Querido Herman Melville:

He vuelto a la historia de tu vida tal como la refiere Andrew del Banco en tu biografía. He pensado al leerla que tu olvido fue más grande que tu gloria.

Me ha costado creer que pasaste los últimos veinte años de tu vida trabajando como agente aduanal en los muelles de Nueva York. Era un mundo de sobornos y mordidas, y es fama que las rechazaste todas salvo en defensa propia, cuando aceptaste pagar el 2 por ciento de tu salario anual al Comité Estatal del Partido Republicano de la ciudad, a cuyas influencias debías el puesto y por cuyas influencias podías perderlo.

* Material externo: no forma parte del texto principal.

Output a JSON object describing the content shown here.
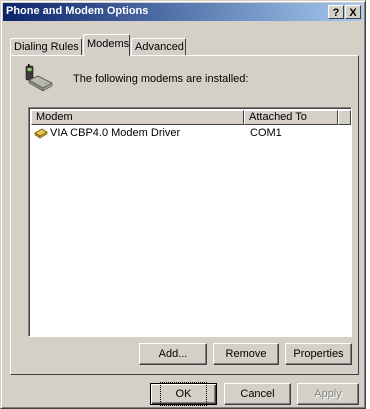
{
  "window": {
    "title": "Phone and Modem Options",
    "help_label": "?",
    "close_label": "X"
  },
  "tabs": [
    {
      "label": "Dialing Rules",
      "selected": false
    },
    {
      "label": "Modems",
      "selected": true
    },
    {
      "label": "Advanced",
      "selected": false
    }
  ],
  "panel": {
    "info_text": "The following modems are installed:",
    "icon": "phone-modem-icon"
  },
  "list": {
    "columns": [
      "Modem",
      "Attached To"
    ],
    "rows": [
      {
        "name": "VIA CBP4.0 Modem Driver",
        "port": "COM1",
        "icon": "modem-icon"
      }
    ]
  },
  "panel_buttons": {
    "add": "Add...",
    "remove": "Remove",
    "properties": "Properties"
  },
  "dialog_buttons": {
    "ok": "OK",
    "cancel": "Cancel",
    "apply": "Apply"
  },
  "colors": {
    "title_start": "#0a246a",
    "title_end": "#a6caf0",
    "face": "#d4d0c8"
  }
}
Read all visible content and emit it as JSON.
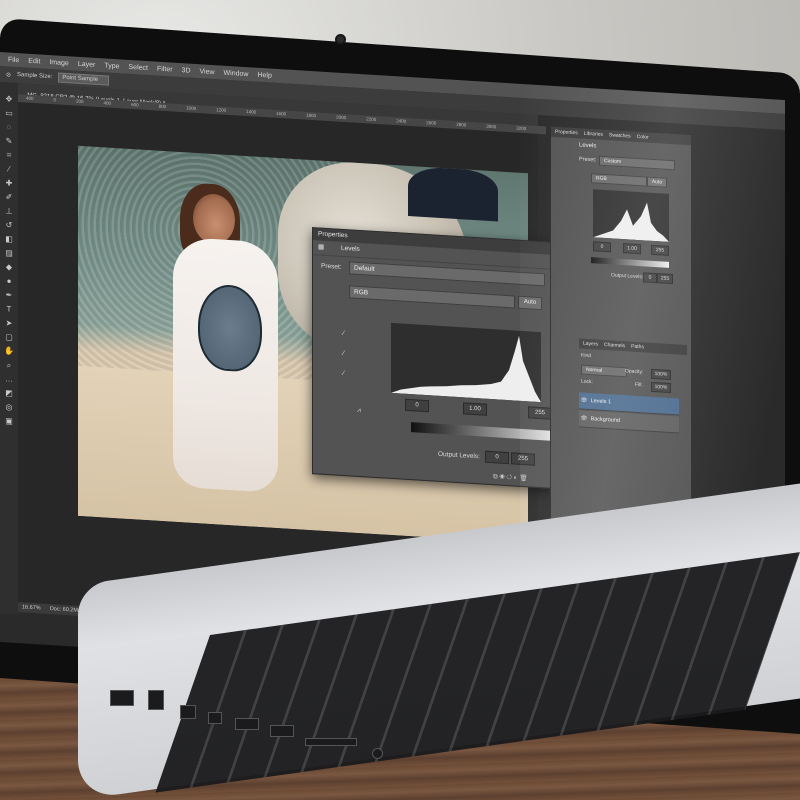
{
  "app": {
    "menu": [
      "File",
      "Edit",
      "Image",
      "Layer",
      "Type",
      "Select",
      "Filter",
      "3D",
      "View",
      "Window",
      "Help"
    ],
    "options": {
      "label": "Sample Size:",
      "value": "Point Sample"
    },
    "doc_tab": "_MG_8218.CR2 @ 16.7% (Levels 1, Layer Mask/8) *",
    "ruler_ticks": [
      "400",
      "0",
      "200",
      "400",
      "600",
      "800",
      "1000",
      "1200",
      "1400",
      "1600",
      "1800",
      "2000",
      "2200",
      "2400",
      "2600",
      "2800",
      "3000",
      "3200",
      "3400",
      "3600",
      "3800",
      "4000",
      "4200",
      "4400",
      "4600",
      "4800",
      "5000",
      "5200"
    ],
    "status": {
      "zoom": "16.67%",
      "doc": "Doc: 60.2M/60.2M"
    }
  },
  "properties_panel": {
    "header": "Properties",
    "title": "Levels",
    "preset_label": "Preset:",
    "preset_value": "Default",
    "channel": "RGB",
    "auto_label": "Auto",
    "input_values": [
      "0",
      "1.00",
      "255"
    ],
    "output_label": "Output Levels:",
    "output_values": [
      "0",
      "255"
    ]
  },
  "right_panel": {
    "tabs": [
      "Properties",
      "Libraries",
      "Swatches",
      "Color"
    ],
    "title": "Levels",
    "preset_label": "Preset:",
    "preset_value": "Custom",
    "channel": "RGB",
    "auto_label": "Auto",
    "input_values": [
      "0",
      "1.00",
      "255"
    ],
    "output_label": "Output Levels:",
    "output_values": [
      "0",
      "255"
    ],
    "layer_tabs": [
      "Layers",
      "Channels",
      "Paths"
    ],
    "blend_mode": "Normal",
    "opacity_label": "Opacity:",
    "opacity_value": "100%",
    "lock_label": "Lock:",
    "fill_label": "Fill:",
    "fill_value": "100%",
    "kind_label": "Kind",
    "layers": [
      {
        "name": "Levels 1",
        "active": true
      },
      {
        "name": "Background",
        "active": false
      }
    ]
  },
  "colors": {
    "ps_dark": "#2a2a2a",
    "ps_panel": "#535353",
    "ps_highlight": "#4b6b8f"
  }
}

El 4 de marzo de 1887 recibiste constancia de regalías de tus editores, y supiste que no habían reimpreso ningún libro tuyo desde 1876: once años.

La muerte te había rondado en la peor de sus formas. Tu hijo mayor, Malcolm, se quitó la vida en tu propia casa, la noche del 10 de septiembre de 1867. En 1872, murió tu hermano Allan; en 1885, tu hija Lucy, antes de cumplir los treinta años. En julio de ese mismo año, tu hermana Fanny, de una larga y penosa enfermedad: cáncer de los huesos. En febrero de 1886 recibiste la noticia de que tu hijo Stanwix, había muerto en un hotel de San Francisco, a los treinta y cinco años.

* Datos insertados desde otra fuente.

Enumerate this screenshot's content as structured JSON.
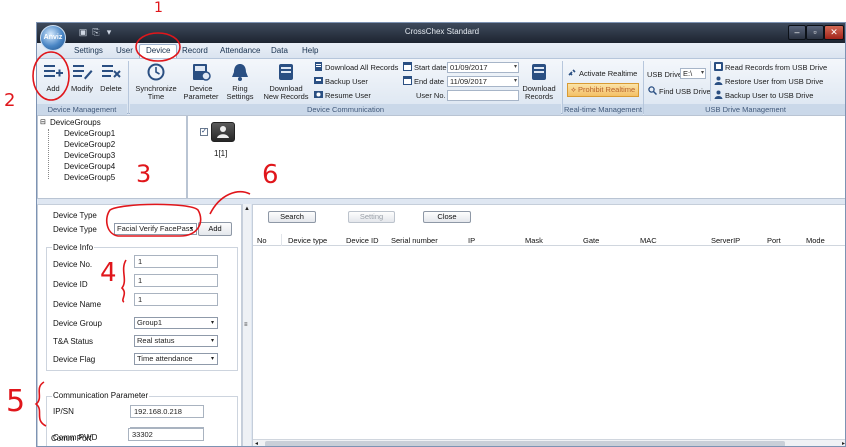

Algo del resplandor de las muertes prematuras de tus hijos brilla en la juventud del héroe de tu último libro, Billy Budd, el marinero destruido precisamente por la intolerable luz de su existencia.

Moriste el 28 de septiembre de 1891 en la cama de bastidor de acero de tu casa. Tuviste un funeral discreto, en tu misma casa. The New York Times refirió tu muerte como la de un Henry Melville.

Luego, empezó la gloria. Me pregunto si sabías que esa gloria estaba en ti.